Мушка | страница 3



Не знаю, кто из нас окрестил ее «Мушкой», не знаю, почему ей было дано это имя, но оно отлично подошло и осталось за ней. И каждую неделю наш ялик, названный Листок наизнанку, катал по Сене от Аньера до Мэзон-Лаффита пятерых веселых и крепких ребят под управлением живой и взбалмошной особы с цветным бумажным зонтиком; она обращалась с нами, как с рабами, обязанными катать ее по воде, а мы очень ее любили.

Мы очень ее любили — во-первых, по множеству разных причин, а во-вторых, по одной-единственной: она была на корме нашей лодки чем-то вроде маленькой говорливой мельницы и без умолку трещала на ветру, пробегавшем по воде. Она, не переставая, стрекотала, производя легкий неумолчный шум, характерный для этих крылатых механизмов, которые вертятся под дуновением ветерка; ни о чем не помышляя, она изрекала самые неожиданные, самые причудливые, самые удивительные вещи. Ум ее, казалось, состоял из каких-то разрозненных частей и напоминал пестрый платок из множества всякого рода разноцветных лоскутков, не сшитых, а лишь кое-как сметанных; в нем сочетались и фантазия волшебной сказки, и галльская живость, и бесстыдство, и бессовестность, и неожиданность, и комизм, а ветра в голове у нее было больше и впечатления сменялись быстрее, чем при полете на воздушном шаре.

Ей задавали разные вопросы, чтобы вызывать неведомо откуда бравшиеся у нее ответы. Чаще всего ее донимали вопросом:

— Почему тебя зовут Мушкой?

Она находила такие невероятные объяснения, что мы бросали весла от хохота.

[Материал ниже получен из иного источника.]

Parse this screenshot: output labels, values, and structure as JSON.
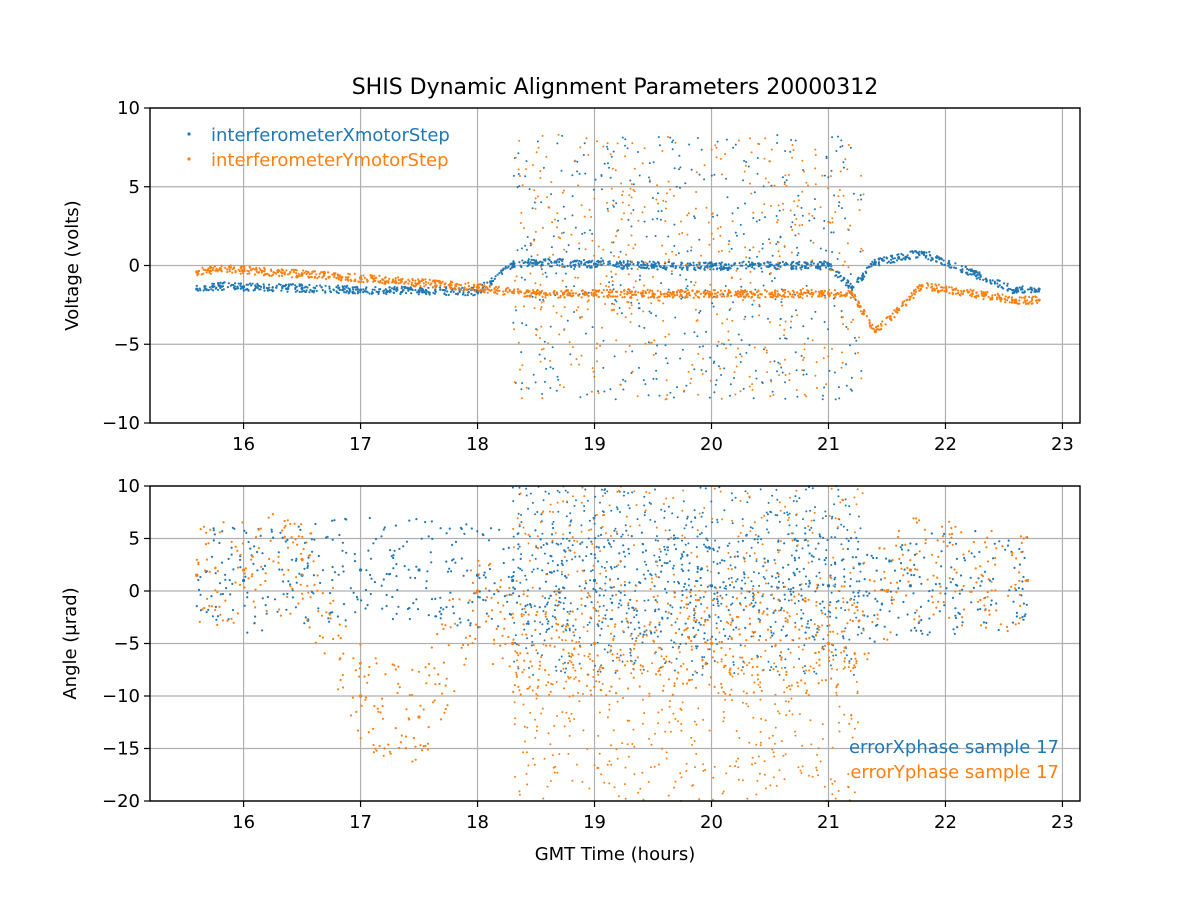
{
  "figure": {
    "title": "SHIS Dynamic Alignment Parameters 20000312"
  },
  "colors": {
    "blue": "#1f77b4",
    "orange": "#ff7f0e"
  },
  "chart_data": [
    {
      "type": "scatter",
      "title": "SHIS Dynamic Alignment Parameters 20000312",
      "xlabel": "",
      "ylabel": "Voltage (volts)",
      "xlim": [
        15.2,
        23.15
      ],
      "ylim": [
        -10,
        10
      ],
      "xticks": [
        16,
        17,
        18,
        19,
        20,
        21,
        22,
        23
      ],
      "yticks": [
        10,
        5,
        0,
        -5,
        -10
      ],
      "ytick_labels": [
        "10",
        "5",
        "0",
        "−5",
        "−10"
      ],
      "grid": true,
      "legend_position": "upper-left",
      "series": [
        {
          "name": "interferometerXmotorStep",
          "color": "#1f77b4",
          "x": [
            15.6,
            15.8,
            16.0,
            16.5,
            17.0,
            17.5,
            18.0,
            18.3,
            18.5,
            19.0,
            19.5,
            20.0,
            20.5,
            21.0,
            21.2,
            21.4,
            21.6,
            21.8,
            22.6,
            22.8
          ],
          "y": [
            -1.5,
            -1.3,
            -1.35,
            -1.45,
            -1.55,
            -1.6,
            -1.65,
            0.1,
            0.2,
            0.1,
            0.0,
            -0.05,
            0.0,
            0.0,
            -1.4,
            0.2,
            0.5,
            0.8,
            -1.6,
            -1.5
          ]
        },
        {
          "name": "interferometerYmotorStep",
          "color": "#ff7f0e",
          "x": [
            15.6,
            15.8,
            16.0,
            16.5,
            17.0,
            17.5,
            18.0,
            18.3,
            18.5,
            19.0,
            19.5,
            20.0,
            20.5,
            21.0,
            21.2,
            21.4,
            21.6,
            21.8,
            22.6,
            22.8
          ],
          "y": [
            -0.4,
            -0.2,
            -0.3,
            -0.55,
            -0.8,
            -1.1,
            -1.4,
            -1.7,
            -1.8,
            -1.8,
            -1.8,
            -1.8,
            -1.8,
            -1.8,
            -1.8,
            -4.2,
            -2.8,
            -1.3,
            -2.2,
            -2.2
          ]
        }
      ]
    },
    {
      "type": "scatter",
      "xlabel": "GMT Time (hours)",
      "ylabel": "Angle (μrad)",
      "xlim": [
        15.2,
        23.15
      ],
      "ylim": [
        -20,
        10
      ],
      "xticks": [
        16,
        17,
        18,
        19,
        20,
        21,
        22,
        23
      ],
      "yticks": [
        10,
        5,
        0,
        -5,
        -10,
        -15,
        -20
      ],
      "ytick_labels": [
        "10",
        "5",
        "0",
        "−5",
        "−10",
        "−15",
        "−20"
      ],
      "grid": true,
      "legend_position": "lower-right",
      "series": [
        {
          "name": "errorXphase sample 17",
          "color": "#1f77b4",
          "x": [
            15.6,
            16.0,
            16.5,
            17.0,
            17.5,
            18.0,
            18.3,
            19.0,
            20.0,
            21.0,
            21.5,
            21.7,
            22.7
          ],
          "y": [
            1.5,
            1.0,
            1.5,
            2.0,
            2.0,
            1.5,
            1.0,
            1.0,
            0.5,
            0.5,
            0.0,
            0.5,
            1.0
          ]
        },
        {
          "name": "errorYphase sample 17",
          "color": "#ff7f0e",
          "x": [
            15.6,
            16.0,
            16.5,
            17.0,
            17.5,
            18.0,
            18.3,
            19.0,
            20.0,
            21.0,
            21.5,
            21.7,
            22.7
          ],
          "y": [
            1.5,
            2.0,
            3.0,
            -10.0,
            -12.0,
            0.0,
            -5.0,
            -5.0,
            -5.0,
            -5.0,
            0.0,
            2.0,
            1.0
          ]
        }
      ]
    }
  ]
}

Она нравилась нам и как женщина; однажды Ток, который никогда не греб и целый день сидел рядом с нею на скамье у руля, ответил на обычный вопрос «Почему тебя зовут Мушкой?»:

— Потому что она шпанская мушка.

Да, жужжащая, жгущая шпанская мушка; не классическая ядовитая шпанская муха, блестящая, с окрашенной спинкой, а маленькая мушка с рыжими крылышками, начинавшая странно волновать весь экипаж Листка наизнанку.

А сколько было нелепых шуток по поводу этого листка, на котором уселась Мушка!

Со времени появления ее в нашей лодке Одноглазый занял среди нас высшее, первенствующее положение, роль солидного женатого человека, среди четырех холостяков. Иногда он выводил нас из себя, злоупотребляя этой привилегией: он целовал Мушку при нас, сажал ее после обеда к себе на колени и позволял себе много других обидных и раздражающих вольностей.

В спальне они были отделены от нас занавеской.

Но вскоре я заметил, что, по-видимому, и я и мои товарищи-холостяки стали размышлять на одну и ту же тему: «Почему, на основании какого исключительного закона и по какому неприемлемому принципу Мушка, как будто не ведавшая никаких предрассудков, будет верна своему любовнику, когда даже женщины из лучшего общества не бывают верны своим мужьям?»